= Włodzimierz Słobodnik =

Polish writer, poet, translator (1900–1991)

Włodzimierz Słobodnik (September 19, 1900 in Novoukrainka - July 10, 1991 in Warsaw) was a Polish poet, translator of French, Russian, and Soviet literature, a satirist, and the author of numerous books for young adults.

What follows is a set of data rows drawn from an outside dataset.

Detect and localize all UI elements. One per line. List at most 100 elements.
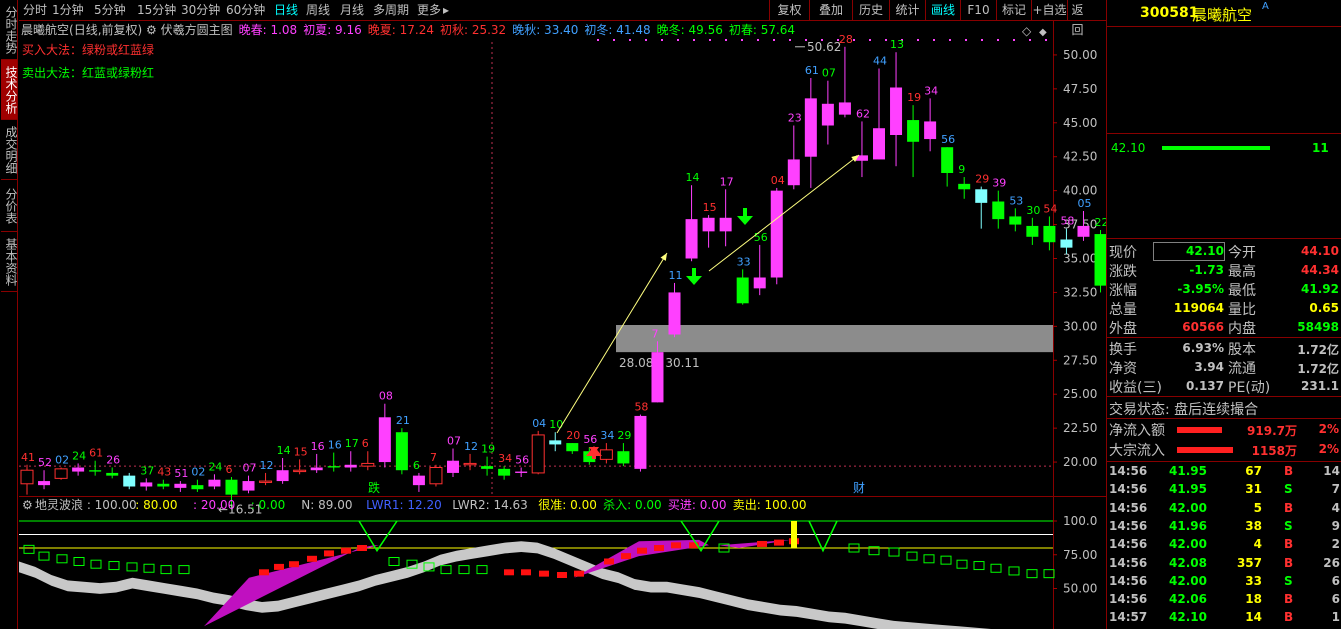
candle-label: 6 — [362, 437, 369, 450]
candle-label: 19 — [481, 443, 495, 456]
candle-label: 12 — [464, 440, 478, 453]
toolbar-action-3[interactable]: 历史 — [852, 0, 889, 20]
candle-label: 56 — [583, 433, 597, 446]
toolbar-period-9[interactable]: 月线 — [340, 0, 364, 20]
kline-chart[interactable]: 50.0047.5045.0042.5040.0037.5035.0032.50… — [19, 21, 1106, 629]
toolbar-period-1[interactable]: 分时 — [23, 0, 47, 20]
candle-label: 17 — [345, 437, 359, 450]
top-dot — [677, 39, 679, 41]
candle-body — [1077, 225, 1090, 237]
flow-pct-2: 2% — [1318, 442, 1339, 456]
side-tab-2[interactable]: 技术分析 — [1, 60, 18, 120]
tick-time: 14:56 — [1109, 518, 1148, 533]
quote-label2-3: 最低 — [1228, 283, 1256, 299]
candle-label: 29 — [975, 173, 989, 186]
candle-label: 61 — [805, 64, 819, 77]
toolbar-action-6[interactable]: F10 — [960, 0, 996, 20]
tick-row: 14:56 41.95 31 S 7 — [1107, 481, 1341, 499]
quote-label-1: 现价 — [1109, 245, 1137, 261]
toolbar-action-1[interactable]: 复权 — [769, 0, 809, 20]
quote-value-5: 60566 — [1182, 320, 1224, 334]
toolbar-action-8[interactable]: +自选 — [1031, 0, 1067, 20]
sub-header-item-9: 杀入: 0.00 — [603, 497, 662, 512]
toolbar-action-4[interactable]: 统计 — [889, 0, 925, 20]
flow-label-1: 净流入额 — [1109, 423, 1165, 439]
sub-green-square — [1008, 566, 1020, 576]
candle-label: 14 — [686, 171, 700, 184]
toolbar-action-2[interactable]: 叠加 — [809, 0, 852, 20]
sub-red-bar — [289, 561, 299, 568]
toolbar-period-6[interactable]: 60分钟 — [226, 0, 265, 20]
sub-header-item-1: 地灵波浪 : 100.00 — [35, 497, 137, 512]
sub-green-square — [956, 559, 968, 569]
top-dot — [869, 39, 871, 41]
top-dot — [709, 39, 711, 41]
candle-body — [1026, 225, 1039, 237]
candle-body — [54, 468, 68, 479]
indicator-value-6: 初冬: 41.48 — [584, 23, 651, 37]
candle-label: 6 — [225, 463, 232, 476]
tick-price: 42.06 — [1169, 592, 1207, 607]
divider — [1107, 396, 1341, 397]
toolbar-action-5[interactable]: 画线 — [925, 0, 960, 20]
side-tab-4[interactable]: 分价表 — [1, 180, 18, 232]
toolbar-period-3[interactable]: 5分钟 — [94, 0, 126, 20]
toolbar-period-7[interactable]: 日线 — [274, 0, 298, 20]
candle-label: 29 — [617, 429, 631, 442]
candle-label: 7 — [430, 451, 437, 464]
y-tick-label: 45.00 — [1063, 116, 1097, 130]
toolbar-action-9[interactable]: 返回 — [1067, 0, 1087, 37]
candle-body — [958, 183, 971, 190]
sub-red-bar — [604, 558, 614, 565]
candle-body — [463, 462, 477, 466]
candle-label: 62 — [856, 107, 870, 120]
side-tab-1[interactable]: 分时走势 — [1, 0, 18, 60]
indicator-value-8: 初春: 57.64 — [728, 23, 796, 37]
side-tab-3[interactable]: 成交明细 — [1, 120, 18, 180]
tick-volume: 14 — [1245, 610, 1262, 625]
quote2-label-3: 收益(三) — [1109, 380, 1162, 396]
sub-red-bar — [504, 569, 514, 576]
sub-gear-icon: ⚙ — [22, 498, 33, 512]
candle-body — [106, 472, 119, 476]
candle-body — [1009, 216, 1022, 225]
toolbar-period-11[interactable]: 更多 — [417, 0, 441, 20]
quote2-label2-3: PE(动) — [1228, 380, 1271, 396]
candle-label: 41 — [21, 451, 35, 464]
sub-green-square — [1026, 569, 1038, 579]
toolbar-period-2[interactable]: 1分钟 — [52, 0, 84, 20]
toolbar-period-4[interactable]: 15分钟 — [137, 0, 176, 20]
toolbar-period-10[interactable]: 多周期 — [373, 0, 409, 20]
y-tick-label: 50.00 — [1063, 48, 1097, 62]
candle-label: 21 — [396, 414, 410, 427]
collapse-icon: ◆ — [1039, 27, 1047, 38]
top-dot — [773, 39, 775, 41]
candle-body — [140, 482, 153, 487]
candle-label: 56 — [941, 133, 955, 146]
sub-green-square — [440, 565, 452, 575]
tick-time: 14:57 — [1109, 610, 1148, 625]
candle-label: 61 — [89, 447, 103, 460]
candle-label: 54 — [1043, 202, 1057, 215]
side-tab-5[interactable]: 基本资料 — [1, 232, 18, 292]
sub-green-square — [1043, 569, 1055, 579]
toolbar-period-8[interactable]: 周线 — [306, 0, 330, 20]
quote-label2-2: 最高 — [1228, 264, 1256, 280]
candle-label: 07 — [447, 435, 461, 448]
candle-body — [617, 451, 630, 464]
top-dot — [645, 39, 647, 41]
candle-label: 13 — [890, 38, 904, 51]
candle-body — [634, 415, 647, 469]
indicator-value-4: 初秋: 25.32 — [439, 23, 507, 37]
toolbar-period-5[interactable]: 30分钟 — [181, 0, 220, 20]
y-tick-label: 35.00 — [1063, 252, 1097, 266]
candle-label: 26 — [106, 454, 120, 467]
quote-label2-1: 今开 — [1228, 245, 1256, 261]
gear-icon[interactable]: ⚙ — [142, 23, 160, 37]
divider — [1107, 133, 1341, 134]
sub-green-square — [143, 563, 155, 573]
tick-price: 41.96 — [1169, 518, 1207, 533]
candle-body — [531, 434, 545, 474]
toolbar-action-7[interactable]: 标记 — [996, 0, 1031, 20]
toolbar-more-arrow-icon[interactable]: ▸ — [443, 0, 449, 20]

Słobodnik studied Polish literature at the University of Warsaw. In 1921, his first poems were published in the futurist pamphlet Pam-Bam. During the interwar period he was a member of the literary group "Kwadryga." Between 1932 and 1939 he was the director of the library "Literaria". After the outbreak of World War II he first moved to Lwow (1939–1941), where he was on the editorial board of the Soviet-collaborationist literary magazine Nowe Widnokręgi. After Nazi Germany declared war on the Soviet Union and threatened Lwów, he evacuated to Uzbekistan together with Soviet authorities, where he stayed until the end of the war. Between 1945 and 1956 he lived in Łódź. After 1957 he lived in Warsaw.

He translated many Russian and Soviet texts into Polish, such as works by Mikhail Lermontov, Valery Bryusov, Osip Mandelstam, and Vladimir Mayakovsky. He also translated Baudelaire (from French) and various German authors. His wife, Eleonora Słobodnikowa (1901–1986), was also a translator of Russian and Soviet literature.

He is buried at the Powązki Military Cemetery in Warsaw.